Harry B. Gray
Professor of Chemistry
Founding Director of the Beckman Institute
Harry Gray is the Arnold O. Beckman Professor of Chemistry and the Founding Director of the Beckman Institute at the California Institute of Technology. After graduate work at Northwestern University and postdoctoral research at the University of Copenhagen, he joined the chemistry faculty at Columbia University, where in the early 1960s he developed ligand field theory to interpret the electronic structures of transition metal complexes. After moving to Caltech in 1966, he began research in biological inorganic chemistry, and, in the course of this work, he and coworkers demonstrated that electrons tunnel rapidly over long molecular distances through proteins that function in respiration and photosynthesis. He also began work in inorganic photochemistry that led to the development of light absorbers and robust catalysts for the production of solar fuels. Gray has published over 950 research papers and given named lectures on six continents and in all 50 US States. His many awards and honors include the National Medal of Science (1986); the Linderstrøm-Lang Prize (1992); the Gibbs Medal (1992); the Harvey Prize (2000); the NAS Award in Chemical Sciences (2003); the Benjamin Franklin Medal (2004);
the Wolf Prize (2004); the Welch Award (2009); the Richards Medal (2014); the Cotton Medal (2018); the Westheimer Prize (2018); the Feynman Prize (2018); seven national awards from the American Chemical Society, including the Priestley Medal (1991); and 22 honorary doctorates.
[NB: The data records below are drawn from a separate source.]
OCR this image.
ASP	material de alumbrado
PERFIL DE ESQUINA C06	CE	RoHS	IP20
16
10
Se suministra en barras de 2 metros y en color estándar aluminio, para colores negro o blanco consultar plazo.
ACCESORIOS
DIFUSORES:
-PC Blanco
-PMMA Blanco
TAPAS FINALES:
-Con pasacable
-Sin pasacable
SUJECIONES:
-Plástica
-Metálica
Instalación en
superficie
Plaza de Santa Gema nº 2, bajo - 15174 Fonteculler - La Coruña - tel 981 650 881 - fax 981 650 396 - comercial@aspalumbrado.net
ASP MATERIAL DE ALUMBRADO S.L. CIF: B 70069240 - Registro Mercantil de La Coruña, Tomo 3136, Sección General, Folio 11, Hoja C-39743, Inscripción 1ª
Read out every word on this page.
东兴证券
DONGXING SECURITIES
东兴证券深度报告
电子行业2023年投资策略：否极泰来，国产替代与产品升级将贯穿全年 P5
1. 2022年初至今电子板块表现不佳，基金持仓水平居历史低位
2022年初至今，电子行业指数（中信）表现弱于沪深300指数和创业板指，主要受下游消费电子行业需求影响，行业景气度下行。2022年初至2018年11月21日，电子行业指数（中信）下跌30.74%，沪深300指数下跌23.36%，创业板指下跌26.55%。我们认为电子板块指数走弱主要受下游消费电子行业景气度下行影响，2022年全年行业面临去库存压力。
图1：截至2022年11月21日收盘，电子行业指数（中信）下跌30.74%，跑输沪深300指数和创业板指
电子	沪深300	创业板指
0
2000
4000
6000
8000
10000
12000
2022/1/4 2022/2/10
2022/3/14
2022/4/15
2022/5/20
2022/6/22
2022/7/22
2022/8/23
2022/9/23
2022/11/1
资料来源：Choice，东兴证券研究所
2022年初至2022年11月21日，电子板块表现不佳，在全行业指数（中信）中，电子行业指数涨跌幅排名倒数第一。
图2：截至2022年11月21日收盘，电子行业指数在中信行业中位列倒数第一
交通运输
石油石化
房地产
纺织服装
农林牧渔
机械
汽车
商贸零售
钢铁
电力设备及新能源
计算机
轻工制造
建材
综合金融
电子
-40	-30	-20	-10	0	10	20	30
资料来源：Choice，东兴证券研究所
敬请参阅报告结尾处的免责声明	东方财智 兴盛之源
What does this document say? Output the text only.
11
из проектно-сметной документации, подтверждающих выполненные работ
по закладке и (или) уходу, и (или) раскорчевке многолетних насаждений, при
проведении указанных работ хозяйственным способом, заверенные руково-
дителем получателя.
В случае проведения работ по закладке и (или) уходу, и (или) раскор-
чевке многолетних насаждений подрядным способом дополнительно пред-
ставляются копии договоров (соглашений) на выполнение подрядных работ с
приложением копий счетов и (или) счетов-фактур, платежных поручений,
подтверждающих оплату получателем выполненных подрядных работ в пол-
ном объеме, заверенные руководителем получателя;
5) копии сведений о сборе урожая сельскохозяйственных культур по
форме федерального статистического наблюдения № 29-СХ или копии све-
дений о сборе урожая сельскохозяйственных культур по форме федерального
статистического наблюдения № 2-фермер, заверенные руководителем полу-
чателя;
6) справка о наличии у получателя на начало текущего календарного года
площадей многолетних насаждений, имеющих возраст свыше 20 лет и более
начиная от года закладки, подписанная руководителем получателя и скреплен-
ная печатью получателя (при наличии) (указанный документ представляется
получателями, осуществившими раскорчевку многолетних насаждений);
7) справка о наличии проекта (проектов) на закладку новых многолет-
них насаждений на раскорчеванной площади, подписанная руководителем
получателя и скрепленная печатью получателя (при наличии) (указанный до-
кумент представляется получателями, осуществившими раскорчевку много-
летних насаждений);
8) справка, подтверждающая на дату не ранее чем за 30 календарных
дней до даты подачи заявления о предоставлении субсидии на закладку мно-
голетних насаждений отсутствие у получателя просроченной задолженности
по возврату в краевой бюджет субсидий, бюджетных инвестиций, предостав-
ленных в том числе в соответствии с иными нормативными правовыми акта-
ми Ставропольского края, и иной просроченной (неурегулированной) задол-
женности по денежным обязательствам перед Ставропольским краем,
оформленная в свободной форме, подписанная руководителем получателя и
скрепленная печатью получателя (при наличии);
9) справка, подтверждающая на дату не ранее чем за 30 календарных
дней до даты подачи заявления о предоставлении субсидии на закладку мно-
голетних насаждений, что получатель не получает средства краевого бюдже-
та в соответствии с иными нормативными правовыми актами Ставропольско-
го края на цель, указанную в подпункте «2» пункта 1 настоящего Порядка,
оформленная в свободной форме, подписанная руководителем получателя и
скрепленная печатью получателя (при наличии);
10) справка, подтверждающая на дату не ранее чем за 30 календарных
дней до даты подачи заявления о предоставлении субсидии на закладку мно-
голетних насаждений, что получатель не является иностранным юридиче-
He is a member of the National Academy of Sciences, the American Academy of Arts and Sciences, the American Philosophical Society; a foreign member of the Royal Danish Academy of Sciences and Letters, the Royal Swedish Academy of Sciences; the Royal Society of Great Britain; and the Accademia Nazionale dei Lincei. As a close friend and advisor to Roy Eddleman, Gray strongly supported his founding of EQI to make Southern California a leader in quantum information science.